Nowadays you see more and more JSON.  JSON is an elegant data serialization format that was designed for the purpose it's used for.  JSON is human-readable and is the native format for JavaScript, a language that's grown in popularity along with the web.

For example, here is a JSON string:
{
 "firstName": "John",
 "lastName": "Smith",
 "isAlive": true,
 "age": 25,
 "address": {
   "streetAddress": "21 2nd Street",
   "city": "New York",
   "state": "NY",
   "postalCode": "10021-3100"
 }
}

The same string with XML-RPC encoding looks like:
<struct>
  <member>
    <name>firstName</name>
    <value>
      <string>John</string>
    </value>
  </member>
  <member>
    <name>lastName</name>
    <value>
      <string>Smith</string>
    </value>
  </member>
  <member>
    <name>isAlive</name>
    <value>
      <boolean>1</boolean>
    </value>
  </member>
  <member>
    <name>age</name>
    <value>
      <i4>25</i4>
    </value>
  </member>
  <member>
    <name>address</name>
    <value>
      <struct>
        <member>
          <name>streetAddress</name>
          <value>
            <string>21 2nd Street</string>
          </value>
        </member>
        <member>
          <name>city</name>
          <value>
            <string>New York</string>
          </value>
        </member>
        <member>
          <name>state</name>
          <value>
            <string>NY</string>
          </value>
        </member>
        <member>
          <name>postalCode</name>
          <value>
            <string>10021-3100</string>
          </value>
        </member>
      </struct>
    </value>
  </member>
</struct>

Because it was designed for data serialization, JSON is better suited to this task than XML, even with simple extensions for data types like with XML-RPC.

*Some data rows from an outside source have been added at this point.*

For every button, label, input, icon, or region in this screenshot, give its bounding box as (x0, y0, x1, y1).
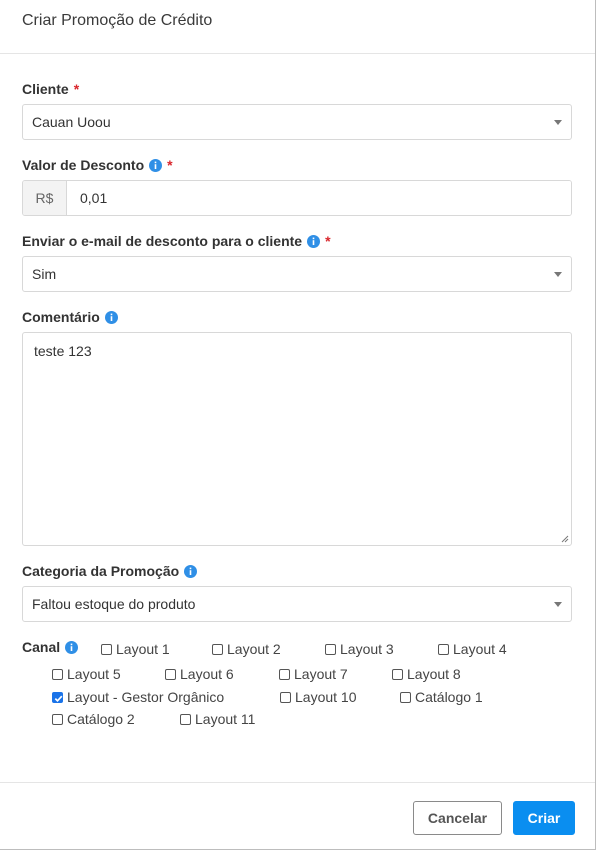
checkbox-label: Layout 4 (453, 641, 507, 657)
info-icon[interactable] (184, 564, 198, 578)
checkbox-box[interactable] (325, 643, 336, 655)
comentario-textarea[interactable]: teste 123 (22, 332, 572, 546)
canal-checkbox[interactable]: Layout 4 (438, 641, 507, 657)
checkbox-box[interactable] (180, 713, 191, 725)
desconto-label: Valor de Desconto * (22, 157, 173, 173)
cliente-label-text: Cliente (22, 81, 69, 97)
required-mark: * (167, 157, 173, 173)
create-button[interactable]: Criar (513, 801, 575, 835)
checkbox-label: Catálogo 1 (415, 689, 483, 705)
canal-checkbox[interactable]: Layout 1 (101, 641, 170, 657)
resize-grip-icon[interactable] (561, 535, 569, 543)
checkbox-box[interactable] (101, 643, 112, 655)
checkbox-label: Catálogo 2 (67, 711, 135, 727)
checkbox-label: Layout 11 (195, 711, 256, 727)
comentario-label: Comentário (22, 309, 118, 325)
categoria-label-text: Categoria da Promoção (22, 563, 180, 579)
cliente-label: Cliente * (22, 81, 79, 97)
checkbox-label: Layout 6 (180, 666, 234, 682)
desconto-label-text: Valor de Desconto (22, 157, 145, 173)
checkbox-label: Layout - Gestor Orgânico (67, 689, 225, 705)
cliente-select-value: Cauan Uoou (32, 114, 111, 130)
checkbox-box[interactable] (400, 691, 411, 703)
modal-header: Criar Promoção de Crédito (0, 0, 595, 54)
info-icon[interactable] (65, 640, 79, 654)
email-select[interactable]: Sim (22, 256, 572, 292)
canal-label: Canal (22, 639, 79, 655)
canal-checkbox[interactable]: Catálogo 2 (52, 711, 135, 727)
required-mark: * (325, 233, 331, 249)
checkbox-label: Layout 8 (407, 666, 461, 682)
cliente-select[interactable]: Cauan Uoou (22, 104, 572, 140)
info-icon[interactable] (104, 310, 118, 324)
checkbox-box[interactable] (438, 643, 449, 655)
modal-title: Criar Promoção de Crédito (22, 12, 213, 29)
email-select-value: Sim (32, 266, 57, 282)
checkbox-box[interactable] (212, 643, 223, 655)
categoria-select-value: Faltou estoque do produto (32, 596, 196, 612)
checkbox-label: Layout 2 (227, 641, 281, 657)
email-label: Enviar o e-mail de desconto para o clien… (22, 233, 331, 249)
required-mark: * (73, 81, 80, 97)
currency-prefix: R$ (23, 181, 67, 215)
canal-checkbox[interactable]: Layout 10 (280, 689, 357, 705)
checkbox-box[interactable] (52, 713, 63, 725)
categoria-label: Categoria da Promoção (22, 563, 198, 579)
desconto-input[interactable] (67, 181, 571, 215)
checkbox-label: Layout 5 (67, 666, 121, 682)
checkbox-box[interactable] (52, 668, 63, 680)
checkbox-box[interactable] (280, 691, 291, 703)
info-icon[interactable] (149, 158, 163, 172)
email-label-text: Enviar o e-mail de desconto para o clien… (22, 233, 303, 249)
create-credit-promotion-modal: Criar Promoção de Crédito Cliente * Caua… (0, 0, 596, 850)
info-icon[interactable] (307, 234, 321, 248)
canal-checkbox[interactable]: Layout 11 (180, 711, 255, 727)
canal-checkbox[interactable]: Layout - Gestor Orgânico (52, 689, 224, 705)
modal-footer: Cancelar Criar (0, 782, 595, 850)
checkbox-label: Layout 7 (294, 666, 348, 682)
canal-checkbox[interactable]: Layout 6 (165, 666, 234, 682)
canal-checkbox[interactable]: Layout 3 (325, 641, 394, 657)
checkbox-box-checked[interactable] (52, 691, 63, 703)
comentario-label-text: Comentário (22, 309, 100, 325)
canal-checkbox[interactable]: Layout 2 (212, 641, 281, 657)
checkbox-label: Layout 10 (295, 689, 357, 705)
canal-label-text: Canal (22, 639, 61, 655)
cancel-button[interactable]: Cancelar (413, 801, 502, 835)
checkbox-box[interactable] (279, 668, 290, 680)
desconto-input-group: R$ (22, 180, 572, 216)
checkmark-icon (54, 695, 63, 702)
chevron-down-icon (554, 602, 562, 607)
chevron-down-icon (554, 120, 562, 125)
checkbox-label: Layout 3 (340, 641, 394, 657)
canal-checkbox[interactable]: Layout 8 (392, 666, 461, 682)
chevron-down-icon (554, 272, 562, 277)
canal-checkbox[interactable]: Layout 5 (52, 666, 121, 682)
checkbox-box[interactable] (392, 668, 403, 680)
canal-checkbox[interactable]: Catálogo 1 (400, 689, 483, 705)
checkbox-label: Layout 1 (116, 641, 170, 657)
checkbox-box[interactable] (165, 668, 176, 680)
canal-checkbox[interactable]: Layout 7 (279, 666, 348, 682)
categoria-select[interactable]: Faltou estoque do produto (22, 586, 572, 622)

Even better than JSON, but not as popular, is YAML (the subject of another blog post some time ago) .  YAML 1.2 is backwards-compatible with JSON, and is also extensible.  With YAML you get an elegant, human-readable data serialization standard that allows itself to be extended to support application or platform types.

The above data structure looks as follows with YAML (using block style for formatting):

firstName: "John"
lastName: "Smith"
isAlive: true
age: 25
address:
  streetAddress: "21 2nd Street"
  city: "New York"
  state: "NY"
  postalCode: "10021-3100"

As with JSON, despite the lack of explicit type information, types are unambiguous and are preserved in the YAML string above.

YAML is extremely suitable for data serialization and therefore also for use in data exchange protocols.

Qore supports XML, JSON, and YAML for data serialization, but YAML is the preferred mechanism when possible to use.

Qore's YAML support is provided by the yaml module.  Qore implements a YAML-RPC protocol, which is basically JSON-RPC 1.1 but using YAML for data serialization.  Additionally, the DataStream protocol is a point-to-point protocol using YAML serialization for sending large volumes of data over HTTP with a small memory footprint.

From an engineering perspective, YAML is simple, elegant, extensible, and does a very important job very well.

While there are compelling arguments to be made for binary data serialization standards in some contexts, when you need an elegant, human-readable data serialization approach, I would highly recommend taking a look at YAML.